# Attention All BMW Owners



## pete330 (Apr 18, 2006)

Hi would like to invite you to attend this years BMW Car Club Show and Shine Comp on 3rd June at Pheonix BMW Kirckaldy 11am

Use of washing facilitys
Free Food and Drink
Prizes and Trophy

If interested please let me know here


----------



## TUBS (May 9, 2006)

Will attend as long as you dont win again !!!! haha :thumb:


----------



## pete330 (Apr 18, 2006)

TUBS said:


> Will attend as long as you dont win again !!!! haha :thumb:


No danger mate as my car is not going in this year (Time out)


----------



## Brazo (Oct 27, 2005)

Would love to attned


----------



## blr123 (Oct 26, 2005)

Brazo said:


> Would love to attned


Go on Mark it'll be good to see you again :thumb: .........Kirkaldy is only 30mins or so from us 

Bryan

PS come up early and we could do a detail together me you & Dave :thumb: .........maybe even Dave's own car


----------



## vpricey (May 8, 2006)

I'll be there guys!!


----------



## Grizzle (Jul 12, 2006)

hopefully be there with robins car think we might be in with a shout! lol


----------



## spitfire (Feb 10, 2007)

Working that day but maybe able to get time off. Never been to anything like this before. What's the format?


----------



## pete330 (Apr 18, 2006)

spitfire said:


> Working that day but maybe able to get time off. Never been to anything like this before. What's the format?


1.You own a BMW
2.Arrive at Pheonix BMW at 11am
3.Get your car cleaned up
4.Pig out of free food ect
5.Meet loads of new mates
6.Pick up prize for 1,2, or 3rd:thumb:


----------



## spitfire (Feb 10, 2007)

pete330 said:


> 1.You own a BMW
> 2.Arrive at Pheonix BMW at 11am
> 3.Get your car cleaned up
> 4.Pig out of free food ect
> ...


Forget the prizes, FREE FOOD!:thumb: I'll be there. Seriously i'll try.


----------



## pete330 (Apr 18, 2006)

spitfire said:


> Forget the prizes, FREE FOOD!:thumb: I'll be there. Seriously i'll try.


what you drive?
Check out bmwccscotland.co.uk for more info:thumb:


----------



## spitfire (Feb 10, 2007)

pete330 said:


> what you drive?
> Check out bmwccscotland.co.uk for more info:thumb:


Nuthin special, E46 silver 52 plate 316 auto, but I love it.....and it's clean.:thumb:


----------



## Beeste (Oct 25, 2005)

Who is doing the judging?

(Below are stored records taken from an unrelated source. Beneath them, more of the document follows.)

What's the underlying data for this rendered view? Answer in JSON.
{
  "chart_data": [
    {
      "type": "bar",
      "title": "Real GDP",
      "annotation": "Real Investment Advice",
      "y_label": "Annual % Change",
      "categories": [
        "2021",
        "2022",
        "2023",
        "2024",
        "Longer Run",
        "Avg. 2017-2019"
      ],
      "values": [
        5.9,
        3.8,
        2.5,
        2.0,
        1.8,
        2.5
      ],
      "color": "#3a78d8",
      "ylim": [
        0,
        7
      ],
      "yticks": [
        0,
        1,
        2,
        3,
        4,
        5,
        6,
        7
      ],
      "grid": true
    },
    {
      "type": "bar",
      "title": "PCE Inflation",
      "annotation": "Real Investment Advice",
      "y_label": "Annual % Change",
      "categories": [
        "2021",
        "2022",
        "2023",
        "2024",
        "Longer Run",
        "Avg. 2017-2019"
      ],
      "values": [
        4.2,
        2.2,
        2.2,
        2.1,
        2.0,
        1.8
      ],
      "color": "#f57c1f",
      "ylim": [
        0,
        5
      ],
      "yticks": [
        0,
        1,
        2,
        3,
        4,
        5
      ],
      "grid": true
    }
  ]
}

Or is it a "public vote"?


----------



## Alan W (May 11, 2006)

Would a Bini qualify? (That's a BMW Mini  )

Alan W


----------



## ant1973 (Apr 17, 2007)

Will try and come along


----------



## pete330 (Apr 18, 2006)

Alan W said:


> Would a Bini qualify? (That's a BMW Mini  )
> 
> Alan W


Very much so:thumb:


----------



## pete330 (Apr 18, 2006)

Beeste said:


> Who is doing the judging? Or is it a "public vote"?

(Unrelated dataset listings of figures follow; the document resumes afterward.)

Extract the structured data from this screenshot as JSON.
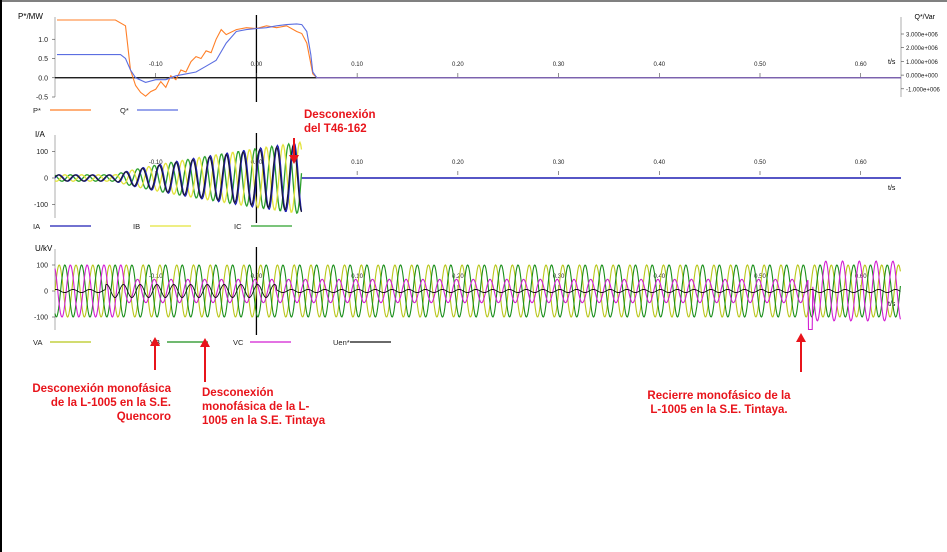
{
  "chart_data": [
    {
      "type": "line",
      "ylabel": "P*/MW",
      "ylabel_right": "Q*/Var",
      "xlabel": "t/s",
      "xlim": [
        -0.2,
        0.64
      ],
      "ylim": [
        -0.5,
        1.5
      ],
      "x_ticks": [
        "-0.10",
        "0.00",
        "0.10",
        "0.20",
        "0.30",
        "0.40",
        "0.50",
        "0.60"
      ],
      "y_ticks": [
        "1.0",
        "0.5",
        "0.0",
        "-0.5"
      ],
      "y2_ticks": [
        "3.000e+006",
        "2.000e+006",
        "1.000e+006",
        "0.000e+000",
        "-1.000e+006"
      ],
      "series": [
        {
          "name": "P*",
          "color": "#ff7f27",
          "x": [
            -0.198,
            -0.17,
            -0.14,
            -0.13,
            -0.125,
            -0.12,
            -0.115,
            -0.11,
            -0.105,
            -0.1,
            -0.095,
            -0.09,
            -0.085,
            -0.08,
            -0.075,
            -0.07,
            -0.065,
            -0.06,
            -0.055,
            -0.05,
            -0.045,
            -0.04,
            -0.035,
            -0.03,
            -0.02,
            -0.01,
            0.0,
            0.01,
            0.02,
            0.03,
            0.04,
            0.045,
            0.05,
            0.053,
            0.056,
            0.06,
            0.64
          ],
          "y": [
            1.5,
            1.5,
            1.5,
            1.35,
            0.2,
            -0.2,
            -0.38,
            -0.48,
            -0.36,
            -0.3,
            -0.1,
            -0.25,
            0.05,
            -0.05,
            0.2,
            0.15,
            0.42,
            0.55,
            0.5,
            0.7,
            0.65,
            1.0,
            1.25,
            1.12,
            1.25,
            1.3,
            1.28,
            1.35,
            1.3,
            1.35,
            1.2,
            1.15,
            0.9,
            0.5,
            0.1,
            0.0,
            0.0
          ]
        },
        {
          "name": "Q*",
          "color": "#5b6ee1",
          "x": [
            -0.198,
            -0.15,
            -0.135,
            -0.13,
            -0.125,
            -0.12,
            -0.11,
            -0.1,
            -0.09,
            -0.08,
            -0.07,
            -0.06,
            -0.05,
            -0.04,
            -0.03,
            -0.02,
            -0.01,
            0.0,
            0.01,
            0.02,
            0.03,
            0.04,
            0.045,
            0.05,
            0.054,
            0.056,
            0.06,
            0.64
          ],
          "y": [
            0.6,
            0.6,
            0.6,
            0.5,
            0.2,
            0.0,
            -0.12,
            -0.05,
            -0.05,
            0.05,
            0.1,
            0.15,
            0.3,
            0.45,
            0.9,
            1.2,
            1.25,
            1.28,
            1.3,
            1.35,
            1.38,
            1.4,
            1.38,
            1.2,
            0.6,
            0.15,
            0.0,
            0.0
          ]
        }
      ]
    },
    {
      "type": "line",
      "ylabel": "I/A",
      "xlabel": "t/s",
      "xlim": [
        -0.2,
        0.64
      ],
      "ylim": [
        -150,
        150
      ],
      "x_ticks": [
        "-0.10",
        "0.00",
        "0.10",
        "0.20",
        "0.30",
        "0.40",
        "0.50",
        "0.60"
      ],
      "y_ticks": [
        "100",
        "0",
        "-100"
      ],
      "waveform": {
        "frequency_hz": 60,
        "trip_time_s": 0.045,
        "pre_fault_amplitude_a": 12,
        "fault_start_s": -0.14,
        "peak_amplitude_a": 135
      },
      "series": [
        {
          "name": "IA",
          "color": "#1f1fb4"
        },
        {
          "name": "IB",
          "color": "#e3e33b"
        },
        {
          "name": "IC",
          "color": "#2ca02c"
        }
      ]
    },
    {
      "type": "line",
      "ylabel": "U/kV",
      "xlabel": "t/s",
      "xlim": [
        -0.2,
        0.64
      ],
      "ylim": [
        -150,
        150
      ],
      "x_ticks": [
        "-0.10",
        "0.00",
        "0.10",
        "0.20",
        "0.30",
        "0.40",
        "0.50",
        "0.60"
      ],
      "y_ticks": [
        "100",
        "0",
        "-100"
      ],
      "waveform": {
        "frequency_hz": 60,
        "nominal_amplitude_kv": 100,
        "reclose_time_s": 0.55
      },
      "series": [
        {
          "name": "VA",
          "color": "#b8c61a"
        },
        {
          "name": "VB",
          "color": "#1a8f1a"
        },
        {
          "name": "VC",
          "color": "#d21fd2"
        },
        {
          "name": "Uen*",
          "color": "#111111"
        }
      ]
    }
  ],
  "annotations": {
    "t46": {
      "line1": "Desconexión",
      "line2": "del T46-162"
    },
    "quencoro": {
      "line1": "Desconexión monofásica",
      "line2": "de la L-1005 en la S.E.",
      "line3": "Quencoro"
    },
    "tintaya_open": {
      "line1": "Desconexión",
      "line2": "monofásica de la L-",
      "line3": "1005 en la S.E. Tintaya"
    },
    "reclose": {
      "line1": "Recierre monofásico de la",
      "line2": "L-1005 en la S.E. Tintaya."
    }
  },
  "colors": {
    "annotation_red": "#e8141b",
    "frame": "#000000",
    "trace_red": "#c00000"
  }
}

It will be the Dealer Principle and his side kick

They will both go over cars with a set marking system


----------



## Grizzle (Jul 12, 2006)

pete330 said:


> 1.You own a BMW
> 2.Arrive at Pheonix BMW at 11am
> 3.Get your car cleaned up
> 4.Pig out of free food ect
> ...


1.You own a BMW...emmm no but i detail robins reguarly
2.Arrive at Pheonix BMW at 11am - check
3.Get your car cleaned up - check
4.Pig out of free food ect - CHECK lol
5.Meet loads of new mates - check
6.Pick up prize for 1,2, or 3rd - 1st will do fine thanks lol


----------



## Alan W (May 11, 2006)

pete330 said:


> Very much so:thumb:


Thanks,

I'll pencil it in the diary! 

Alan W


----------



## sixsr (Jan 6, 2007)

I'll see if my old man wants to take his Z3 M or Cooper S down to this.


----------



## pete330 (Apr 18, 2006)

sixsr said:


> I'll see if my old man wants to take his Z3 M or Cooper S down to this.


excellent


----------



## spitfire (Feb 10, 2007)

Is this still on? Can get the time off.


----------



## G60 VV (Jun 7, 2006)

Doh! would have been up for this, but will be in Belgium at a show with the Golf, hope it's a great day, and get plenty pic's:thumb:


----------



## pete330 (Apr 18, 2006)

this is still on but time is now 12 noon


----------